Google's "sea-change" sets stock sailing

CIOL Bureau
New Update

Paul Thomasch


NEW YORK: Google Inc. shares rocketed to an all-time high on Friday as an impressive round of quarterly results appeared to win over skeptics worried that the Web search company was more bark than bite.

The company's earnings report on Thursday surpassed Wall Street expectations for the fifth straight quarter since its initial public offering. Behind the results was what the company called a "sea-change" shift by major companies to online marketing from print and broadcast.

Google shares closed up $36.70, or 12.1 percent at $339.90 on Nasdaq, bringing its market capitalization close to $100 billion, a mark held by only two other Silicon Valley companies -- Intel Corp. and Cisco Systems Inc.


Although Google has long been a hot spot for users searching for everything from news to long-lost friends, some have questioned whether the company can turn its popularity into steady advertising dollars. Its earnings report appeared to put those questions to rest -- at least for now.

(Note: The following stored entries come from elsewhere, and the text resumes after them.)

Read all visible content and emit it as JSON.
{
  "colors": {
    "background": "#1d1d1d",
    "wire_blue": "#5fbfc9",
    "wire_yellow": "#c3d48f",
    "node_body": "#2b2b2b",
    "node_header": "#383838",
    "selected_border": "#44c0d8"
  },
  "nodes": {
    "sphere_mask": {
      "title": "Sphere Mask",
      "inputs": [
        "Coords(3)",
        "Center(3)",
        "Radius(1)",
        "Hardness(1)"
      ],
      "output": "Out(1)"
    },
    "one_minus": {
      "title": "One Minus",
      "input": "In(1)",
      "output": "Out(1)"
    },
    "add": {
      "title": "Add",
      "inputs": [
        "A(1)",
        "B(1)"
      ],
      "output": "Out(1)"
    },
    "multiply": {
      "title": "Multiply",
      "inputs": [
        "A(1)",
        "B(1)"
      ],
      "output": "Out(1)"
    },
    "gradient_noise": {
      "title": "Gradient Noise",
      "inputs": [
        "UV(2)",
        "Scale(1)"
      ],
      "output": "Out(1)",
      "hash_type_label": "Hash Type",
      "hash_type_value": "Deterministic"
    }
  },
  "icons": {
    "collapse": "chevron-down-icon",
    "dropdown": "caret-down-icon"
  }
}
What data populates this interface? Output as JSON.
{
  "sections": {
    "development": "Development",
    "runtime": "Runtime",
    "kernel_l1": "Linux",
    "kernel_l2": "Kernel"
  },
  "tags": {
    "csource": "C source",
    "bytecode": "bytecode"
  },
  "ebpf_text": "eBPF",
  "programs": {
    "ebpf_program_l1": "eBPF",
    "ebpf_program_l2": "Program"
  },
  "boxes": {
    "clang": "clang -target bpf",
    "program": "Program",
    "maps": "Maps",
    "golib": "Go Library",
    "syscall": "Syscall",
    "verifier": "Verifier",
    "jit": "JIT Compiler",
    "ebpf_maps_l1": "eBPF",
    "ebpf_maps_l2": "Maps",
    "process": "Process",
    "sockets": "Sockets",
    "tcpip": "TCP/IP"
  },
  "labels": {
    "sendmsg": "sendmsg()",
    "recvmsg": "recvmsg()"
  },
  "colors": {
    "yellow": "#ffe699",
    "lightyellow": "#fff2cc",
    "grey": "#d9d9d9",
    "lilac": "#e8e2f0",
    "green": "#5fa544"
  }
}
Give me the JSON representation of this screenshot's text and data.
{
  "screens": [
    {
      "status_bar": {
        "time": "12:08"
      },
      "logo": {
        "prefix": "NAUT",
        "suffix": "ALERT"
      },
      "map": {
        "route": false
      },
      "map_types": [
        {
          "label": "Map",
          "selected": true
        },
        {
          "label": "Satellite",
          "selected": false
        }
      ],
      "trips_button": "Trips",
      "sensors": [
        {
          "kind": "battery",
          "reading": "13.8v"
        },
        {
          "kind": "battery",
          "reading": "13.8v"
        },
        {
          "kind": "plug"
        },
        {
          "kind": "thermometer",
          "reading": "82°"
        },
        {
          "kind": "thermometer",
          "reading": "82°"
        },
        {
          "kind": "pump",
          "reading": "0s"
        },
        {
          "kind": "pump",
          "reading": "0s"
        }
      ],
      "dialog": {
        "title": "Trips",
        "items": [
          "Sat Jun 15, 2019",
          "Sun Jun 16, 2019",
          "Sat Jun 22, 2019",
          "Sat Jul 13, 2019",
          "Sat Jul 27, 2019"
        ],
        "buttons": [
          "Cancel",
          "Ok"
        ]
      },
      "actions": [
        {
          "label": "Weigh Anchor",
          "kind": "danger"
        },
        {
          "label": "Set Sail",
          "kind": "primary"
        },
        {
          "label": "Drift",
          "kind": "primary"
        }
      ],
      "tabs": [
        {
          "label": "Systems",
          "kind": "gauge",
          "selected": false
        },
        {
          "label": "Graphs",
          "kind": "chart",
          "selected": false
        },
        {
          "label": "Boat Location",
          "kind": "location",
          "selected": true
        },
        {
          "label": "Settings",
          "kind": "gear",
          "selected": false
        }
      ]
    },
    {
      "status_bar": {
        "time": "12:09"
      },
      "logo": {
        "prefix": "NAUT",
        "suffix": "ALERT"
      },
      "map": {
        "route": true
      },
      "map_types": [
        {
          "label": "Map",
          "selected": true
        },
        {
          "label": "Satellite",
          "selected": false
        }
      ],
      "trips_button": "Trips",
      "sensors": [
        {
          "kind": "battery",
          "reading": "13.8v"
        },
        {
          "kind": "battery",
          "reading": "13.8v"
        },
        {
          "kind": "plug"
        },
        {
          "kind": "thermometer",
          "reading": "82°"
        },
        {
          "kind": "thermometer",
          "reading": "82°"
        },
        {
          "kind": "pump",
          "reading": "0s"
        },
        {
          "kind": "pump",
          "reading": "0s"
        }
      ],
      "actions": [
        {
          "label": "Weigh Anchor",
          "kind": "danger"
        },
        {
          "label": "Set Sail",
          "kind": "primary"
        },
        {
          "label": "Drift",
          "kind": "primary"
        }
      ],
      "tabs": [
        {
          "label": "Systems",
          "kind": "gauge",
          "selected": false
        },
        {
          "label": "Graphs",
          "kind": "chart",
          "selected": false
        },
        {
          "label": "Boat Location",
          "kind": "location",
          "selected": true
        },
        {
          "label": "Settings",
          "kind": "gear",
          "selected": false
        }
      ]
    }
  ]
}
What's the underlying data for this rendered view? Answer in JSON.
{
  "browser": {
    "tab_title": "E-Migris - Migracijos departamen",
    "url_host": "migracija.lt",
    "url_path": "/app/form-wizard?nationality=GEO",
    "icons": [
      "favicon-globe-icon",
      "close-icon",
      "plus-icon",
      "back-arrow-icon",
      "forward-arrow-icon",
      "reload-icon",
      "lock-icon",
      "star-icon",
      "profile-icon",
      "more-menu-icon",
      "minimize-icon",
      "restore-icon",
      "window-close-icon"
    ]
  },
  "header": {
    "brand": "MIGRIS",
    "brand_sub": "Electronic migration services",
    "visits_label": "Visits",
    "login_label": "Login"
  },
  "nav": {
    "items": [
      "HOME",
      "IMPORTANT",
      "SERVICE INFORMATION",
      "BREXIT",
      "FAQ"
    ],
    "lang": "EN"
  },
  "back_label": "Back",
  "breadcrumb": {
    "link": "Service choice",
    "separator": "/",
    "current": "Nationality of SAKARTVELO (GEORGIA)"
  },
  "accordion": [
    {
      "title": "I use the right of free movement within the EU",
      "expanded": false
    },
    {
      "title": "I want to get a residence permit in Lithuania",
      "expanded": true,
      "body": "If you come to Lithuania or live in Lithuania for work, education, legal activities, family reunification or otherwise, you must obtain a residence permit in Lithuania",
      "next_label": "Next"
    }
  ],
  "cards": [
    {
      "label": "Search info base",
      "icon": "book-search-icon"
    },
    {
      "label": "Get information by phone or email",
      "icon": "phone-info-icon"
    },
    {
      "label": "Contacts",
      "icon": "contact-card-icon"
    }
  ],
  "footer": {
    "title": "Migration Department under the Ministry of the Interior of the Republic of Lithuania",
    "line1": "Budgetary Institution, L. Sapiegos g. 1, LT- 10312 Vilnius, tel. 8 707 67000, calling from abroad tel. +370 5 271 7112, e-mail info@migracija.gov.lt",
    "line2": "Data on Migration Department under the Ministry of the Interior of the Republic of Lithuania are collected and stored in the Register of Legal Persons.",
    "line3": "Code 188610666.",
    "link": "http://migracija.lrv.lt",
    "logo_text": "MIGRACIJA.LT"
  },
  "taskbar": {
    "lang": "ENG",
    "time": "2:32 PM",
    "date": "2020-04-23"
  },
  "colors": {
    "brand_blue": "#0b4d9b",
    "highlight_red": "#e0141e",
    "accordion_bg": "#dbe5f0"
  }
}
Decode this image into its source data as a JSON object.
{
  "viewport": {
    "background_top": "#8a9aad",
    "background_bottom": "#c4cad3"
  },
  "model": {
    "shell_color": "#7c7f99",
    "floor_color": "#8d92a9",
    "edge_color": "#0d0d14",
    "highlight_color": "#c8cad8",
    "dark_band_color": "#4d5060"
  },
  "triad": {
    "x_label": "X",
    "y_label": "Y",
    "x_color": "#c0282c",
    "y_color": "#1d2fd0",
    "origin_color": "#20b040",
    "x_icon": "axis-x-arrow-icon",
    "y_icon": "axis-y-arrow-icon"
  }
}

"They've come up with a new product that is changing the way people are advertising," said ThinkEquity analyst John Tinker. "They are changing the way people are doing business."

Before the stock market opened on Friday, analysts quickly issued another round of Google upgrades. Among those, Needham boosted its price target to $370 from $300 a share, while Banc of America Securities increased its target to $360 from $280.


First Albany and Lehman Brothers went further, upping their price objectives to $450 a share.

Google, whose stock is now up nearly 340 percent from its initial public offering 14 months ago, had hovered around the $300 level since June.

Other Internet stocks also got a boost from the rally, with Chinese Internet company Inc. adding 6 percent to $70.00 and U.S. Internet marketing company aQuantive Inc. seeing its shares rise 7.9 percent to $21.25.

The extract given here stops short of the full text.